Зажав уши, я побежал прочь, но голос следовал за мной, гремел вокруг, пронизывал меня насквозь.
– Купи куклу-у-у-у-у!
Спасаясь от кошмара, я закрыл глаза, а когда открыл их снова, гроб был передо мной. Удары по крышке изнутри становились громче, чаще. Наконец, деревянная крышка не выдержала и разлетелись на куски. Из гроба во все стороны хлынул свет, и в этом свете всё отчётливее, всё яснее становился силуэт.
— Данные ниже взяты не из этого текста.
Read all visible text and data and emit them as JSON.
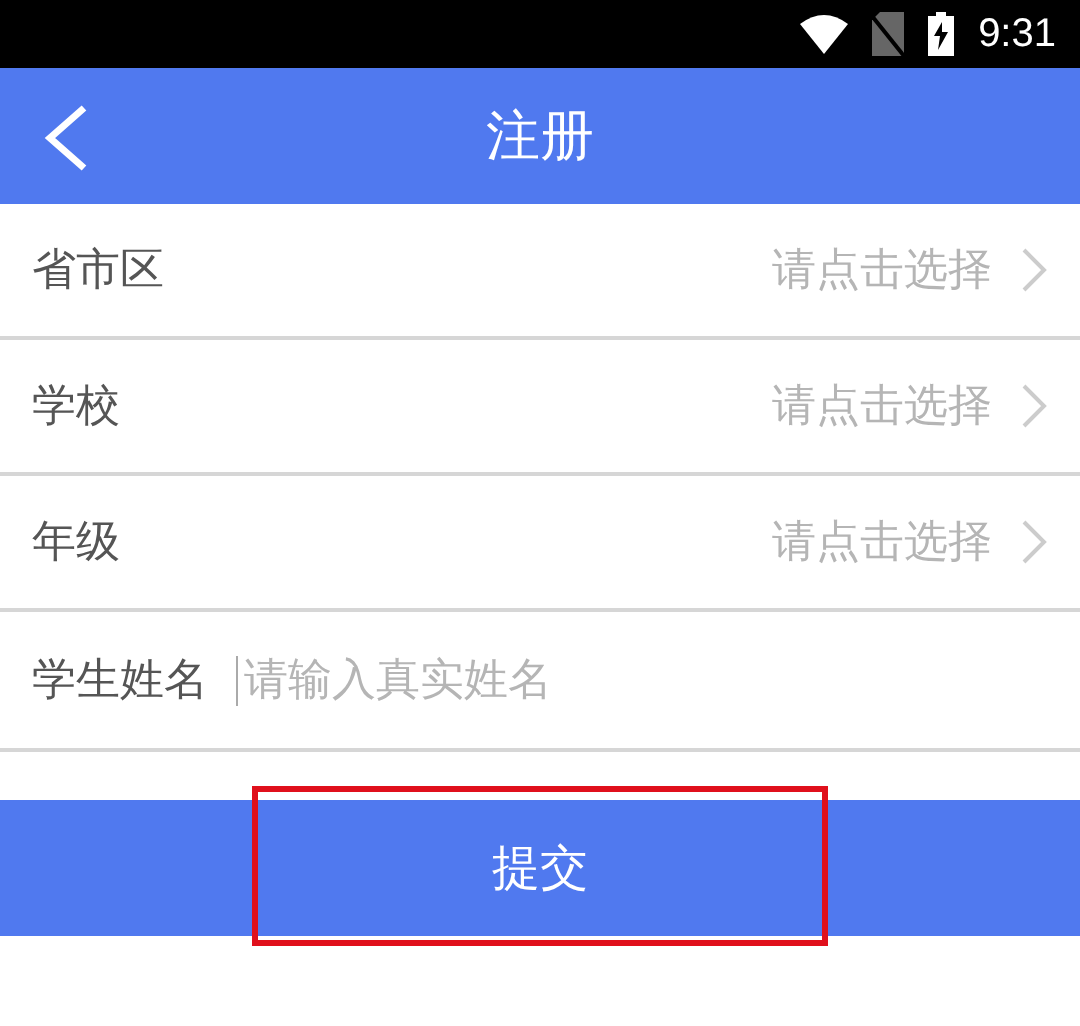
{
  "status_bar": {
    "time": "9:31"
  },
  "header": {
    "title": "注册"
  },
  "rows": [
    {
      "kind": "select",
      "label": "省市区",
      "placeholder": "请点击选择"
    },
    {
      "kind": "select",
      "label": "学校",
      "placeholder": "请点击选择"
    },
    {
      "kind": "select",
      "label": "年级",
      "placeholder": "请点击选择"
    },
    {
      "kind": "input",
      "label": "学生姓名",
      "placeholder": "请输入真实姓名",
      "focused": true
    }
  ],
  "submit": {
    "label": "提交",
    "highlighted": true
  }
}
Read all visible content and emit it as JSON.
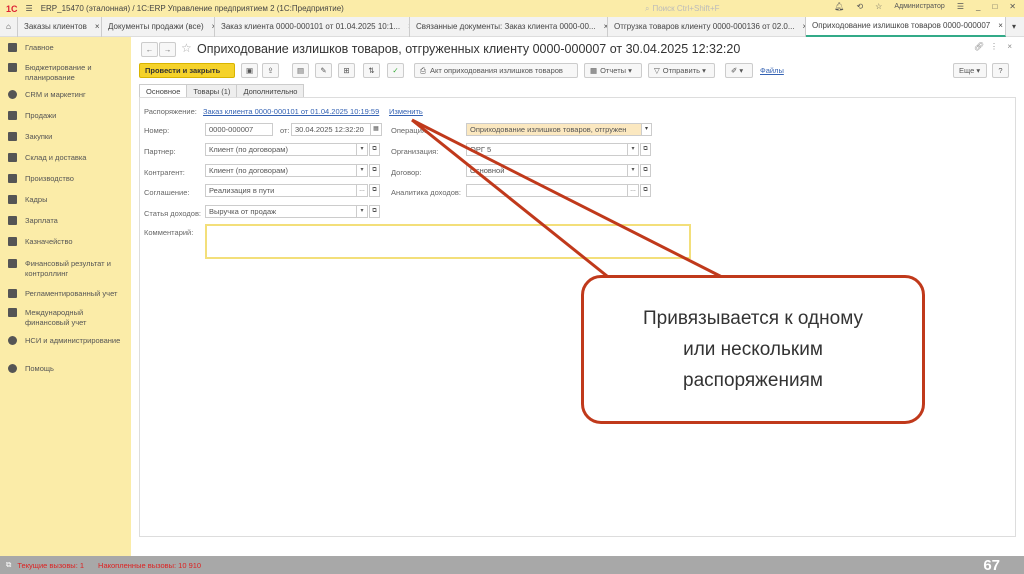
{
  "titlebar": {
    "logo": "1С",
    "title": "ERP_15470 (эталонная) / 1С:ERP Управление предприятием 2  (1С:Предприятие)",
    "search_placeholder": "Поиск Ctrl+Shift+F",
    "user": "Администратор"
  },
  "tabs": [
    {
      "label": "Заказы клиентов"
    },
    {
      "label": "Документы продажи (все)"
    },
    {
      "label": "Заказ клиента 0000-000101 от 01.04.2025 10:1..."
    },
    {
      "label": "Связанные документы: Заказ клиента 0000-00..."
    },
    {
      "label": "Отгрузка товаров клиенту 0000-000136 от 02.0..."
    },
    {
      "label": "Оприходование излишков товаров   0000-000007"
    }
  ],
  "sidebar": {
    "items": [
      {
        "label": "Главное"
      },
      {
        "label": "Бюджетирование и планирование"
      },
      {
        "label": "CRM и маркетинг"
      },
      {
        "label": "Продажи"
      },
      {
        "label": "Закупки"
      },
      {
        "label": "Склад и доставка"
      },
      {
        "label": "Производство"
      },
      {
        "label": "Кадры"
      },
      {
        "label": "Зарплата"
      },
      {
        "label": "Казначейство"
      },
      {
        "label": "Финансовый результат и контроллинг"
      },
      {
        "label": "Регламентированный учет"
      },
      {
        "label": "Международный финансовый учет"
      },
      {
        "label": "НСИ и администрирование"
      },
      {
        "label": "Помощь"
      }
    ]
  },
  "document": {
    "title": "Оприходование излишков товаров, отгруженных клиенту 0000-000007 от 30.04.2025 12:32:20"
  },
  "toolbar": {
    "post_close": "Провести и закрыть",
    "act": "Акт оприходования излишков товаров",
    "reports": "Отчеты",
    "send": "Отправить",
    "files": "Файлы",
    "more": "Еще",
    "help": "?"
  },
  "form_tabs": [
    {
      "label": "Основное"
    },
    {
      "label": "Товары (1)"
    },
    {
      "label": "Дополнительно"
    }
  ],
  "form": {
    "order_label": "Распоряжение:",
    "order_link": "Заказ клиента 0000-000101 от 01.04.2025 10:19:59",
    "change_link": "Изменить",
    "number_label": "Номер:",
    "number": "0000-000007",
    "date_label": "от:",
    "date": "30.04.2025 12:32:20",
    "partner_label": "Партнер:",
    "partner": "Клиент (по договорам)",
    "counterparty_label": "Контрагент:",
    "counterparty": "Клиент (по договорам)",
    "agreement_label": "Соглашение:",
    "agreement": "Реализация в пути",
    "income_item_label": "Статья доходов:",
    "income_item": "Выручка от продаж",
    "comment_label": "Комментарий:",
    "comment": "",
    "operation_label": "Операция:",
    "operation": "Оприходование излишков товаров, отгружен",
    "organization_label": "Организация:",
    "organization": "ОРГ 5",
    "contract_label": "Договор:",
    "contract": "Основной",
    "income_analytics_label": "Аналитика доходов:",
    "income_analytics": ""
  },
  "footer": {
    "current_calls": "Текущие вызовы: 1",
    "accum_calls": "Накопленные вызовы: 10 910"
  },
  "callout": {
    "text": "Привязывается к одному\nили нескольким\nраспоряжениям"
  },
  "slide_number": "67",
  "colors": {
    "accent": "#f5d22a",
    "sidebar": "#fbeca8",
    "callout_border": "#c0391b"
  }
}
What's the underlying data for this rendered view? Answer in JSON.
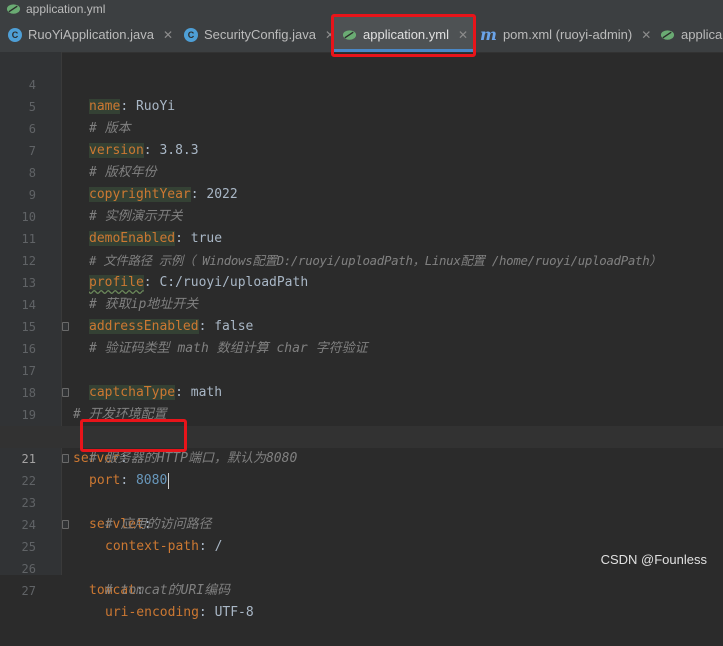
{
  "window": {
    "title": "application.yml"
  },
  "tabs": [
    {
      "label": "RuoYiApplication.java",
      "icon": "java-class-icon",
      "active": false
    },
    {
      "label": "SecurityConfig.java",
      "icon": "java-class-icon",
      "active": false
    },
    {
      "label": "application.yml",
      "icon": "spring-leaf-icon",
      "active": true
    },
    {
      "label": "pom.xml (ruoyi-admin)",
      "icon": "maven-icon",
      "active": false
    },
    {
      "label": "applica",
      "icon": "spring-leaf-icon",
      "active": false
    }
  ],
  "editor": {
    "current_line": 21,
    "lines": [
      {
        "n": "4",
        "key": "name",
        "value": "RuoYi"
      },
      {
        "n": "5",
        "comment": "# 版本"
      },
      {
        "n": "6",
        "key": "version",
        "value": "3.8.3"
      },
      {
        "n": "7",
        "comment": "# 版权年份"
      },
      {
        "n": "8",
        "key": "copyrightYear",
        "value": "2022"
      },
      {
        "n": "9",
        "comment": "# 实例演示开关"
      },
      {
        "n": "10",
        "key": "demoEnabled",
        "value": "true"
      },
      {
        "n": "11",
        "comment": "# 文件路径 示例（ Windows配置D:/ruoyi/uploadPath，Linux配置 /home/ruoyi/uploadPath）"
      },
      {
        "n": "12",
        "key": "profile",
        "value": "C:/ruoyi/uploadPath"
      },
      {
        "n": "13",
        "comment": "# 获取ip地址开关"
      },
      {
        "n": "14",
        "key": "addressEnabled",
        "value": "false"
      },
      {
        "n": "15",
        "comment": "# 验证码类型 math 数组计算 char 字符验证"
      },
      {
        "n": "16",
        "key": "captchaType",
        "value": "math"
      },
      {
        "n": "17"
      },
      {
        "n": "18",
        "comment": "# 开发环境配置"
      },
      {
        "n": "19",
        "key": "server",
        "value": ""
      },
      {
        "n": "20",
        "comment": "# 服务器的HTTP端口，默认为8080"
      },
      {
        "n": "21",
        "key": "port",
        "value": "8080"
      },
      {
        "n": "22",
        "key": "servlet",
        "value": ""
      },
      {
        "n": "23",
        "comment": "# 应用的访问路径"
      },
      {
        "n": "24",
        "key": "context-path",
        "value": "/"
      },
      {
        "n": "25",
        "key": "tomcat",
        "value": ""
      },
      {
        "n": "26",
        "comment": "# tomcat的URI编码"
      },
      {
        "n": "27",
        "key": "uri-encoding",
        "value": "UTF-8"
      }
    ]
  },
  "watermark": "CSDN @Founless",
  "colors": {
    "keyword": "#cc7832",
    "comment": "#808080",
    "value": "#a9b7c6",
    "highlight_box": "#e8141a",
    "active_tab_underline": "#4a88c7"
  }
}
Я узнал Нику Белозёрову. Она была такой, как на фотографиях в альбоме – в белом платьице, с огромными розовыми бантами на голове. Она шагнула ко мне, взяла за руку, и, глянув снизу вверх, тихо попросила:
– Папа, ты же купишь куклу?
– Куплю, дочка, – ласково ответил я, странно, безжизненно успокаиваясь.
Вдруг всё замелькало. Фигурка девочки сжалась до булавочной головки, затем выросла снова. На этот раз передо мной был призрак, виденный в ночь убийства Королёва. Женщина жалостливо, с тяжёлой тоской глядела на меня. Но вдруг расхохоталась, обеими руками схватила меня за плечи и энергично встряхнула. «Сделай же что‑нибудь! Ты гражданин! Гражданин!» – крикнула она мне в лицо. Я вздрогнул и проснулся.
– Гражданин, гражданин! – услышал я над ухом суровый голос и, подняв глаза, увидел кондуктора, который осторожно теребил меня за плечо. – Билет, пожалуйста.
Я нащупал в кармане бумажник и подал проездной талон.